New research suggests that more people survive major heart attacks with fewer problems if doctors use a mini-vacuum to clear out an artery blockage instead of pushing it aside to restore blood flow.
The Dutch study is the largest to date to show that suctioning out the clot before implanting a stent has big benefits, and could lead to wider use in heart attack treatment. Previous smaller studies of various devices had mixed results.
“This study suggests that it is worth doing,” said Dr. George Vetrovec, a heart disease expert at Virginia Commonwealth University in Richmond.
Most heart attacks occur when a buildup of plaque in a coronary artery ruptures, and a blood clot forms, blocking the flow of oxygen-rich blood to the heart. The preferred treatment is an angioplasty to quickly reopen the artery.
Doctors snake a tube through a blood vessel to the blocked artery and use a small balloon to compress the blockage and restore blood flow. A tiny metal-mesh stent is put in place to keep the artery open.
Bits of clot can plug small blood vessels
But sometimes the procedure causes bits of the clot or plaque to break off and plug the tinier vessels, restricting blood flow to the heart, said Dr. Felix Zijlstra, who led the study at University Medical Center Groningen in the Netherlands.
The artery is open “but still the blood doesn’t go where you want it to go,” he said.
For the study, doctors enrolled 1,071 patients who came to the hospital in 2005 or 2006 with a major heart attack and needed emergency angioplasty. Half received the conventional procedure; the other half had the blood clot suctioned out. Doctors threaded a small tube to the blockage and sucked out the clot with a syringe before putting in a stent.
“In daily practice, we say that we use the vacuum cleaner,” said Zijlstra.
The heart attack was stopped in its tracks in 57 percent of the vacuum group and 44 percent of those getting regular care.
Using a dye, the researchers measured how much blood from the opened artery was saturating the heart tissue. In the conventional group, 26 percent of the patients had little or no blood reaching the heart tissue, compared to 17 percent of the patients who had the blockage removed.

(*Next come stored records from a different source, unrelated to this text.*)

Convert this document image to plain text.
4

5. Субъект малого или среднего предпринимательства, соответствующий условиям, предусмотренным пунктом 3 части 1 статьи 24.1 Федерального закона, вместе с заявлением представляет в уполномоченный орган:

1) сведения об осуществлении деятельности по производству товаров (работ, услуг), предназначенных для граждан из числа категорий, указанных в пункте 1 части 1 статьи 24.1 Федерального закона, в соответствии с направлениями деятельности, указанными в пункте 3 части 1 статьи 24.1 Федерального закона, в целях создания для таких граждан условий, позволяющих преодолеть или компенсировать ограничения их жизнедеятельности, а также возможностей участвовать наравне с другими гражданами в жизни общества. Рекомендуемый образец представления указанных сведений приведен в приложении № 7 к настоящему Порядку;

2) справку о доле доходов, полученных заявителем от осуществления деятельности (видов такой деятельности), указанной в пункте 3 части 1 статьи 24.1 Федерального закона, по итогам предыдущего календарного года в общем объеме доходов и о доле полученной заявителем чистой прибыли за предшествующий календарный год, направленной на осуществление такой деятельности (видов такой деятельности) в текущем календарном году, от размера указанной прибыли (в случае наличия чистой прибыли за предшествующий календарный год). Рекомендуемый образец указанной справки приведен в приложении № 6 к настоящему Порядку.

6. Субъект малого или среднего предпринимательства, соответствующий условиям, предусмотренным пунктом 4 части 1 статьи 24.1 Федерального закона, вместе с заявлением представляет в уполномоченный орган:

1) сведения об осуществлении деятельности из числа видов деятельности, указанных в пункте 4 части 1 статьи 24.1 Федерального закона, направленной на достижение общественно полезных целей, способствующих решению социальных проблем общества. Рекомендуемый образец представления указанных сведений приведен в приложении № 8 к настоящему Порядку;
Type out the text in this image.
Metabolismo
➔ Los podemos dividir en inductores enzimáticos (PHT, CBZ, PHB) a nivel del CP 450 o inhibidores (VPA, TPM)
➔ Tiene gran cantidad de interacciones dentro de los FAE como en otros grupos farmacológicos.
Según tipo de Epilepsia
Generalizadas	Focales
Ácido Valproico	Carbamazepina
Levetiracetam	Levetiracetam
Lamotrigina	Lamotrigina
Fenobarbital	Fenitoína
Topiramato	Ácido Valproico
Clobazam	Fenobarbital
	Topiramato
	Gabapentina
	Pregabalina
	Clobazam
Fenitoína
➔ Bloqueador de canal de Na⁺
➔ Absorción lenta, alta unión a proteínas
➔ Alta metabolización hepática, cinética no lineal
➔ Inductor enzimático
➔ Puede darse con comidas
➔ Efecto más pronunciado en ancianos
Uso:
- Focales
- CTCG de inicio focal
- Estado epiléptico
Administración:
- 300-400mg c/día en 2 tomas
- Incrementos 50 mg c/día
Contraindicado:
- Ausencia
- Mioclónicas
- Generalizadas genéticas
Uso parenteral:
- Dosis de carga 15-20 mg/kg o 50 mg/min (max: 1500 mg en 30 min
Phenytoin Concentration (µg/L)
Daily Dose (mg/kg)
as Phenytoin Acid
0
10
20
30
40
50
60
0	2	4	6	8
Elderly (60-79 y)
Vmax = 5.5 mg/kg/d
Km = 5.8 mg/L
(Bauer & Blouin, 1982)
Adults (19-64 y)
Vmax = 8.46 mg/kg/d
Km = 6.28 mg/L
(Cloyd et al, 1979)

Over the next 30 days, those with the poorest blood flow had higher death rates — 5 percent compared to 1 percent for the best flow group — and more serious complications.
Zijlstra said they are continuing to follow those patients, and the technique has been adopted at his hospital.
“I think there will be definitely others who will follow us very quickly. It’s not very difficult to apply,” he said.
The study was paid for by the Dutch medical center and Medtronic Inc., which makes the device used in the study. Other similar devices are available around the world.
Vetrovec, who wrote an accompanying editorial in the journal, said that the clot-removing technique is not routinely used in the U.S. It can take a bit longer to clear out the clot, he said, and guidelines recommend fast action on blocked arteries.
He said the study has “the potential to change practice,” but noted that the heart attack death rate is already so low that this technique isn’t likely to substantially change outcomes.
“We’re sort of inching forward in terms of improvement,” he said.